Pendant la guerre, les Blancs l’ont tellement fatigué qu’il s’est suicidé avec un fusil […]. Il y a un Akafou qui vient d’ici, c’est Akafou qui mangeait du fer. Autrefois, avant d’aller à la guerre, il y avait du fer sous forme de cure-dents [idjé] que les guerriers mangeaient comme des cure-dents avant d’aller combattre […]. Blalè, qui mange le fer […].
On ne sait pas grand-chose.
[Ahouakro, 28 juillet 2017]

25L’origine d’Akafou « qui mange le fer » demeure fluctuante, ce qui finalement correspond à sa mobilité dans le réseau assez vaste des villages ngban ou alliés, entre le Baoulé Nord (Waore) et le Baoulé Sud (Ngonda).

26Jusqu’ici, la « récolte » paraît assez mince : peu d’éléments ressortent finalement sur ce chef et sa résistance à la colonisation. On serait donc en droit d’en attendre davantage des villages où Akafou a été le plus présent, les mêmes qui se sont le plus obstinément opposés aux troupes coloniales et où un « devoir de mémoire » devait être davantage ressenti. Or, si dans ces villages il est plus difficile de prétendre ne pas connaître Akafou, l’attitude générale n’est guère plus généreuse envers lui.

27Les récits venant des villages d’Akafou (Moronou, d’où il serait originaire, et Ouossou, qu’il avait fondé plus tard) et du village proche de Kpouébo, ajoutent en effet quelques éléments biographiques et des détails sur les circonstances de sa mort ; ils contribuent aussi à éclairer l’attitude politique et la conduite de ce chef face à la pénétration coloniale sans pour autant pouvoir fournir des éléments plus précis sur ses différentes phases. Ils montrent en outre la division entre Baoulé qui a marqué toutes les phases de la résistance à la conquête coloniale.

Appiah Akafou a été tué pendant la guerre et il a été enterré par son frère Abohi Koffi qui était le chef de ce village [Moronou] […]. Ce sont les Blancs qui ont tué Appiah Akafou […]. C’est à cause des gens de Kpouébo que les Blancs ont tué Akafou.
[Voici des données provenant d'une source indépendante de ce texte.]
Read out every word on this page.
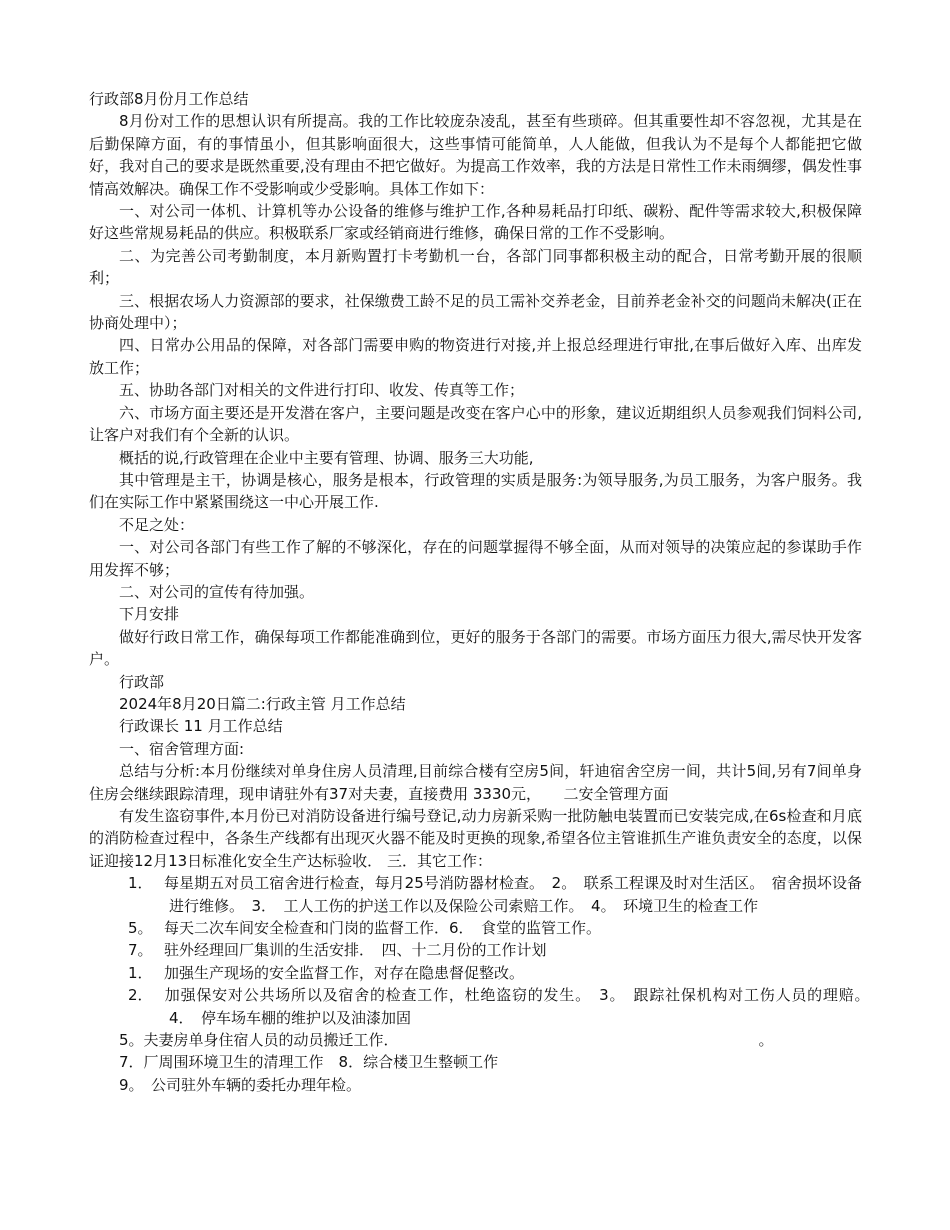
行政部8月份月工作总结

8月份对工作的思想认识有所提高。我的工作比较庞杂凌乱，甚至有些琐碎。但其重要性却不容忽视，尤其是在后勤保障方面，有的事情虽小，但其影响面很大，这些事情可能简单，人人能做，但我认为不是每个人都能把它做好，我对自己的要求是既然重要,没有理由不把它做好。为提高工作效率，我的方法是日常性工作未雨绸缪，偶发性事情高效解决。确保工作不受影响或少受影响。具体工作如下：

一、对公司一体机、计算机等办公设备的维修与维护工作,各种易耗品打印纸、碳粉、配件等需求较大,积极保障好这些常规易耗品的供应。积极联系厂家或经销商进行维修，确保日常的工作不受影响。

二、为完善公司考勤制度，本月新购置打卡考勤机一台，各部门同事都积极主动的配合，日常考勤开展的很顺利；

三、根据农场人力资源部的要求，社保缴费工龄不足的员工需补交养老金，目前养老金补交的问题尚未解决(正在协商处理中）；

四、日常办公用品的保障，对各部门需要申购的物资进行对接,并上报总经理进行审批,在事后做好入库、出库发放工作；

五、协助各部门对相关的文件进行打印、收发、传真等工作；

六、市场方面主要还是开发潜在客户，主要问题是改变在客户心中的形象，建议近期组织人员参观我们饲料公司,让客户对我们有个全新的认识。

概括的说,行政管理在企业中主要有管理、协调、服务三大功能,

其中管理是主干，协调是核心，服务是根本，行政管理的实质是服务:为领导服务,为员工服务，为客户服务。我们在实际工作中紧紧围绕这一中心开展工作.

不足之处：

一、对公司各部门有些工作了解的不够深化，存在的问题掌握得不够全面，从而对领导的决策应起的参谋助手作用发挥不够；

二、对公司的宣传有待加强。

下月安排

做好行政日常工作，确保每项工作都能准确到位，更好的服务于各部门的需要。市场方面压力很大,需尽快开发客户。

行政部

2024年8月20日篇二:行政主管 月工作总结

行政课长 11 月工作总结

一、宿舍管理方面:

总结与分析:本月份继续对单身住房人员清理,目前综合楼有空房5间，轩迪宿舍空房一间，共计5间,另有7间单身住房会继续跟踪清理，现申请驻外有37对夫妻，直接费用 3330元，　　二安全管理方面

有发生盗窃事件,本月份已对消防设备进行编号登记,动力房新采购一批防触电装置而已安装完成,在6s检查和月底的消防检查过程中，各条生产线都有出现灭火器不能及时更换的现象,希望各位主管谁抓生产谁负责安全的态度，以保证迎接12月13日标准化安全生产达标验收． 三．其它工作：

1． 每星期五对员工宿舍进行检查，每月25号消防器材检查。　2。　联系工程课及时对生活区。　宿舍损坏设备进行维修。　3．　工人工伤的护送工作以及保险公司索赔工作。　4。　环境卫生的检查工作
5。 每天二次车间安全检查和门岗的监督工作．6．　食堂的监管工作。
7。 驻外经理回厂集训的生活安排．　四、十二月份的工作计划
1． 加强生产现场的安全监督工作，对存在隐患督促整改。
2． 加强保安对公共场所以及宿舍的检查工作，杜绝盗窃的发生。　3。　跟踪社保机构对工伤人员的理赔。　　4．　停车场车棚的维护以及油漆加固

5。夫妻房单身住宿人员的动员搬迁工作．	。

7．厂周围环境卫生的清理工作　8．综合楼卫生整顿工作

9。　公司驻外车辆的委托办理年检。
28Il s’en suit une explication assez détaillée : les villageois de Kpouébo, refusant de faire la route jusqu’au poste d’Ouossou, auraient compromis Akafou, le convainquant de faire la guerre malgré les mises en garde de son propre fils, Klagbi, chargé de garder les contacts avec les Blancs :

Alors, le commandant blanc en colère a fait arrêter Akafou et ils l’ont frappé jusqu’à ce que mort s’en suive […]. Voilà comment Akafou a trouvé la mort. Akafou n’a pas été tué au cours de la guerre, il a été tué par les Blancs, ils l’ont frappé avec les crosses de fusils parce qu’il n’a pas respecté ce que son fils lui a dit à propos des Blancs, il a voulu combattre aux côtés des gens de Kpouébo et les Blancs n’ont pas aimé cela.
[Moronou, 1
er septembre 2000]

29Loin de faire l’unanimité, la figure d’Akafou divise encore aujourd’hui les Ngban. Il apparaît comme un personnage controversé, un étranger bagarreur, incommode et pas toujours soutenu par l’ensemble des siens. C’est ce qui ressort d’un entretien collectif mené à Ouossou, où deux notables se relayaient, parfois en désaccord entre eux :

Quand ils étaient installés ici, il y avait un de leurs ancêtres qui était venu les rejoindre et il est parti à Ayrémou pour marier une femme, c’est Appiah Akafou. Quand il est arrivé il a demandé à s’installer, donc ils lui ont donné tout d’abord une première portion de terre qu’il n’a pas aimée, voilà ; après ils lui ont donné une autre portion de terre ; […] c’est comme ça que de Moronou il est parti pour venir ici. C’est de là qu’il s’est installé ici [KKJB].
[…]
Akafou […] avait une vache et […] le chef militaire exigeait qu’il lui donne sa vache. Il a dit, « non, vous êtes arrivés, je vous ai bien accueillis, je vous ai donné ce qu’il fallait mais ma vache je ne peux pas vous la donner ». Donc, il y a eu entêtement, une révolte, un comportement qui n’a pas plu au militaire [NKE].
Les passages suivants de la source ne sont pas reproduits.